All of these works present methods to correctly create OWL ontologies that avoid the time-consuming and error-prone process of manually creating them. However, all of the reviewed works fail to discuss the implementation of annotation properties. One possible reason for this is the lack of metadata for the databases used. The existence of metadata describing the data model is often known and maintained by the data provider; however, these metadata generally are not attached to the database. Whereas this does not present a challenge for manual approaches, it does for automated approaches. The previous approaches look exclusively at the relational database and its structure. Requiring the process to examine a website, such as SpecX, and get the requisite information provides its own challenges.

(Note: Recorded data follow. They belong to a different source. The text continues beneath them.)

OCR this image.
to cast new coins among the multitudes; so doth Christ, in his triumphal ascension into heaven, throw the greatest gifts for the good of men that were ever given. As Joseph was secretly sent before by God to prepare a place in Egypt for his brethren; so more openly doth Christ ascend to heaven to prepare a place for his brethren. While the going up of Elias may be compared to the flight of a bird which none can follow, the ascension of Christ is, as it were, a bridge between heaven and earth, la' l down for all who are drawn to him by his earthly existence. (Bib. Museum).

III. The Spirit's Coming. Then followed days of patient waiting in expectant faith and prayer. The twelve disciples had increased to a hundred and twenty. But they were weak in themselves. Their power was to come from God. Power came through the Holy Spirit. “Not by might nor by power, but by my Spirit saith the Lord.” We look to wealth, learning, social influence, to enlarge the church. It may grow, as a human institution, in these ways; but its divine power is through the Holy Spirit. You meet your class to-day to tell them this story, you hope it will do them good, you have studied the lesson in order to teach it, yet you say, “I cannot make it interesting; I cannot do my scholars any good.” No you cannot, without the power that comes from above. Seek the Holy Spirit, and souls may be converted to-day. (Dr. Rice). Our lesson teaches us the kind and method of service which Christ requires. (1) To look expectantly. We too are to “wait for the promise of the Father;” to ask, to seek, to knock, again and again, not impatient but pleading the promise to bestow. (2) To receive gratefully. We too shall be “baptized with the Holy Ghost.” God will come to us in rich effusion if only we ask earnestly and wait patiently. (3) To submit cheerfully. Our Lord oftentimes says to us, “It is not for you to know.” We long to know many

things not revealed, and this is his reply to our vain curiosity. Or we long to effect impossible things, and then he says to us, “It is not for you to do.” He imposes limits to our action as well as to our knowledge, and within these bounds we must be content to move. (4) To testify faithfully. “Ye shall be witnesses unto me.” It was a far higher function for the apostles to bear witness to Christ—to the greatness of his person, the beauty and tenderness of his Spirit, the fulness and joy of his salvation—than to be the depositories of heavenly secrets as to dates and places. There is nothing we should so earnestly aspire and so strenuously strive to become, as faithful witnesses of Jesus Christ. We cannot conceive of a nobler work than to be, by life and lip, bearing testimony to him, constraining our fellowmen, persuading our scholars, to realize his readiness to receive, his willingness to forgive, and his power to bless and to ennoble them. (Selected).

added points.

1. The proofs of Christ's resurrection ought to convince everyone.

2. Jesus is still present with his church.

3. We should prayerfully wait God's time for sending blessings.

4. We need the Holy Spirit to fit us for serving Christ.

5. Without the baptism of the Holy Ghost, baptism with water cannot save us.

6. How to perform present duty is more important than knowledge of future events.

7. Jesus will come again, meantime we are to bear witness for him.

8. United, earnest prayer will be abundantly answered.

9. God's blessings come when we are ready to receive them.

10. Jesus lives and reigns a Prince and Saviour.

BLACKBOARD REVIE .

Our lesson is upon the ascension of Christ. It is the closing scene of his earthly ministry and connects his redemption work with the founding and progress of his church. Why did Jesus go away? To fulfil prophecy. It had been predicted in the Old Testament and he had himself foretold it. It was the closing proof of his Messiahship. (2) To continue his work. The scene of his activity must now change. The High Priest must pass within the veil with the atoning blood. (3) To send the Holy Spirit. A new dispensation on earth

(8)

One potential solution to overcoming this challenge is to create metadata tables as part of a relational database. These tables would contain all metadata information for the classes, data property, object properties, and even annotation properties. Rather than creating a new approach, this could leverage the technology already in use in these relational database systems. Additionally, this extension could be added to previously proposed automated ontology creation approaches. Example metadata tables are shown in Fig. 1.

Fig. 1.
figure 1

Example automated metadata database

In Fig. 1, there are three tables: instance data, attribute metadata, and annotation metadata. Attributes refer to the columns in the instance data table and are converted to object and data properties based on the approach used in this work. Annotations refer to the annotation properties used to describe the attribute metadata. This second level of annotations is important to describe custom metadata used in a system. Many of the properties for the USGS TNM datasets can be seen in the SpecX database including name, definition, type, allow nulls, domain, default value, comments, and many more. Whereas some of these annotations may seem intuitive, fields such as precision and length which are generated by third-party software are not. Thus, exact definitions need to be provided to allow for accurate comparisons of classes and properties between ontologies.

7 Conclusion

This work highlights the need for annotation properties to properly align and use instance data from different ontologies. Additional rules to create an OWL ontology directly from a relational database that addresses the need for these properties is proposed. An ontology was manually created using the Protege tool to show the results of implementing the proposed approach. It incorporated multiple different datasets and data layers produced by the USGS TNM. The ontology excluded instance data due to the size of the datasets. Furthermore, the OntoDebug plugin was used to validate the formal logic present within the OWL ontology. The results from three different reasoners prove that the formal logic in the results of the proposed approach is coherent and consistent.

An automated solution for storing metadata attributes within the database with the instance data was introduced, which addresses the inherent issues of a manual approach. If metadata attributes are stored within the database, they could be converted to annotation properties. This approach could serve as an extension to previously created solutions instead of requiring new solutions to be generated. However, the actual creation of this automated tool is left to future research.

Any use of trade, firm, or product names is for descriptive purposes only and does not imply endorsement by the U.S. Government.